Leilão do PEP está marcado para a próxima sexta-feira. A tendência é de negociar toda a oferta de 60 mil toneladas.

O leilão de Prêmio de Escoamento de Produção (PEP) marcado para a próxima sexta-feira na Bolsa Brasileira de Mercadorias (BBM) poderá ter uma procura maior do que a oferta de 60 mil toneladas (50 mil no Rio Grande do Sul e 10 mil em Santa Catarina). O prêmio previsto é de R$ 139,00 (R$ 6,95/saco – 50 kg), mas ainda não foi confirmado.

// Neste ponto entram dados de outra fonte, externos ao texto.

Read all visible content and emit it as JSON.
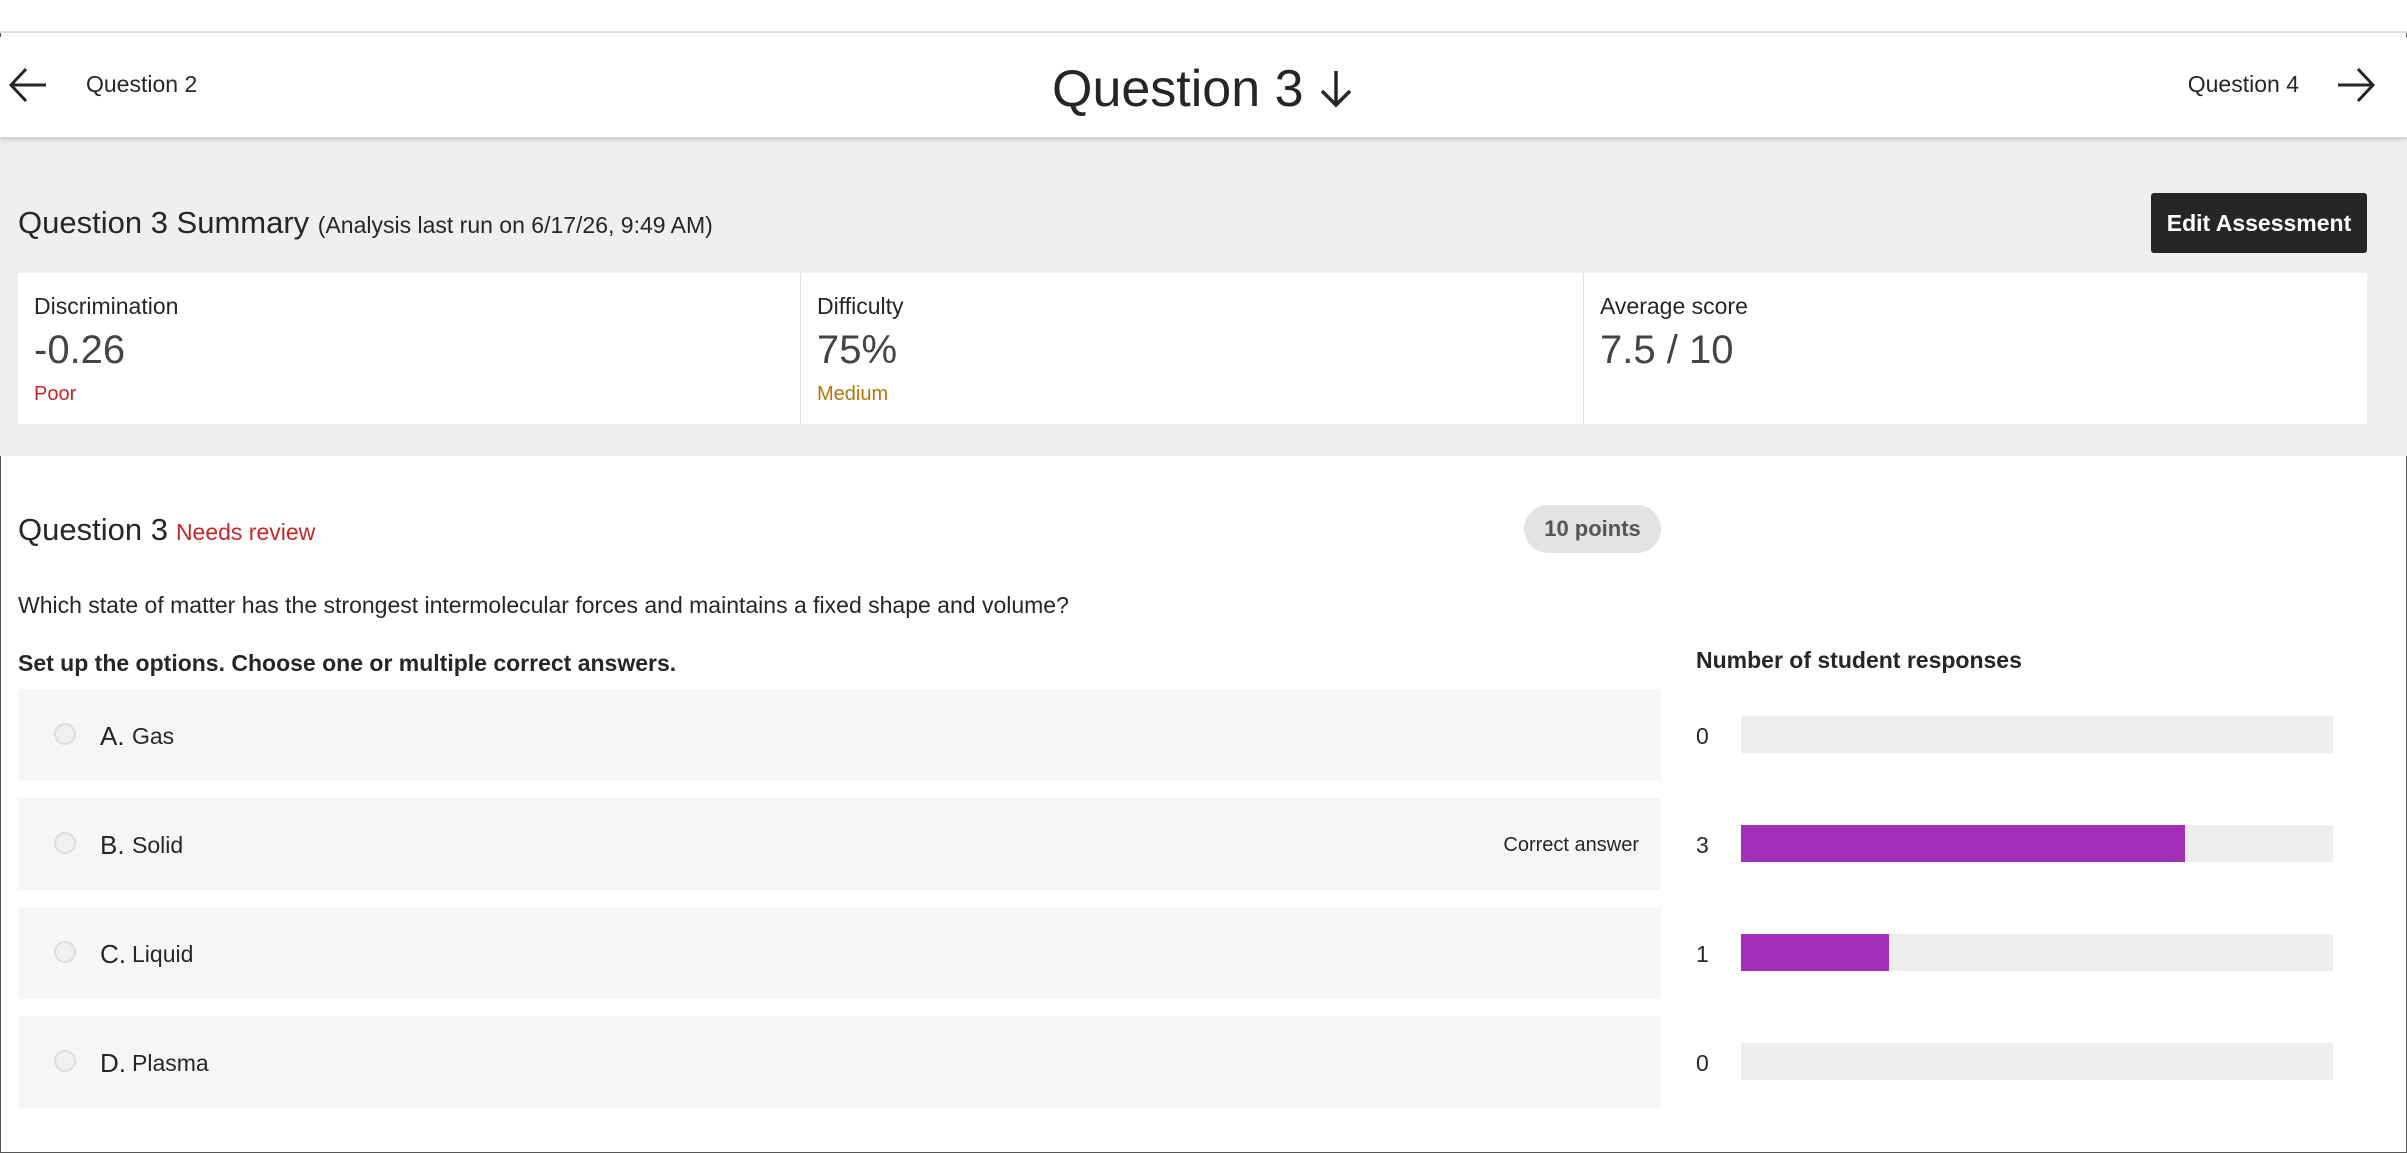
{
  "nav": {
    "previous": "Question 2",
    "current": "Question 3",
    "next": "Question 4"
  },
  "summary": {
    "title": "Question 3 Summary",
    "analysis": "(Analysis last run on 6/17/26, 9:49 AM)",
    "button": "Edit Assessment",
    "metrics": [
      {
        "label": "Discrimination",
        "value": "-0.26",
        "rating": "Poor"
      },
      {
        "label": "Difficulty",
        "value": "75%",
        "rating": "Medium"
      },
      {
        "label": "Average score",
        "value": "7.5 / 10"
      }
    ]
  },
  "question": {
    "title": "Question 3",
    "status": "Needs review",
    "points": "10 points",
    "text": "Which state of matter has the strongest intermolecular forces and maintains a fixed shape and volume?",
    "instruction": "Set up the options. Choose one or multiple correct answers.",
    "options": [
      {
        "letter": "A.",
        "text": "Gas"
      },
      {
        "letter": "B.",
        "text": "Solid",
        "note": "Correct answer"
      },
      {
        "letter": "C.",
        "text": "Liquid"
      },
      {
        "letter": "D.",
        "text": "Plasma"
      }
    ]
  },
  "chart_data": {
    "type": "bar",
    "title": "Number of student responses",
    "values": [
      0,
      3,
      1,
      0
    ],
    "color": "#a12fb8"
  }
}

Giuliano Ferronatto, da Corretora Mercado, acredita que dois fatores devem interferir numa procura maior pelo mecanismo de comercialização: a virada de mês, que prorrogaria a entrega de documentos, e o fato de algumas grandes empresas ficarem de fora do último leilão.

Para Vilson Riva, superintendente da BBM, há um indicativo de grande concorrência para o próximo leilão.

– Devemos confirmar a negociação das 60 mil toneladas sem maiores problemas, pois estamos percebendo que a indústria está bastante interessada e os negócios são bastante atrativos também para os produtores, já que o mercado está pagando em média R$ 17,00 e no PEP é garantido o preço mínimo de R$ 22,00 para o saco de arroz de 50 quilos na faixa de 58% de inteiros – explicou.

INCÓGNITA

Se o leilão do PEP tem garantia de demanda, o do PROP, previsto para a próxima terça-feira, é considerado uma incógnita pelos agentes de mercado e pelas corretoras. As novas regras da Companhia Nacional de Abastecimento (Conab) que impedem a negociação dos contratos entre a indústria e seus próprios diretores e acionistas, pode mudar o quadro de sucesso verificado no ano passado. Em 2005 foram corriqueiras as operações de comercialização do leilão do PROP entra as indústrias e seus próprios diretores na condição de produtores.

As novas regras moralizam os negócios, mas não garantem a comercialização.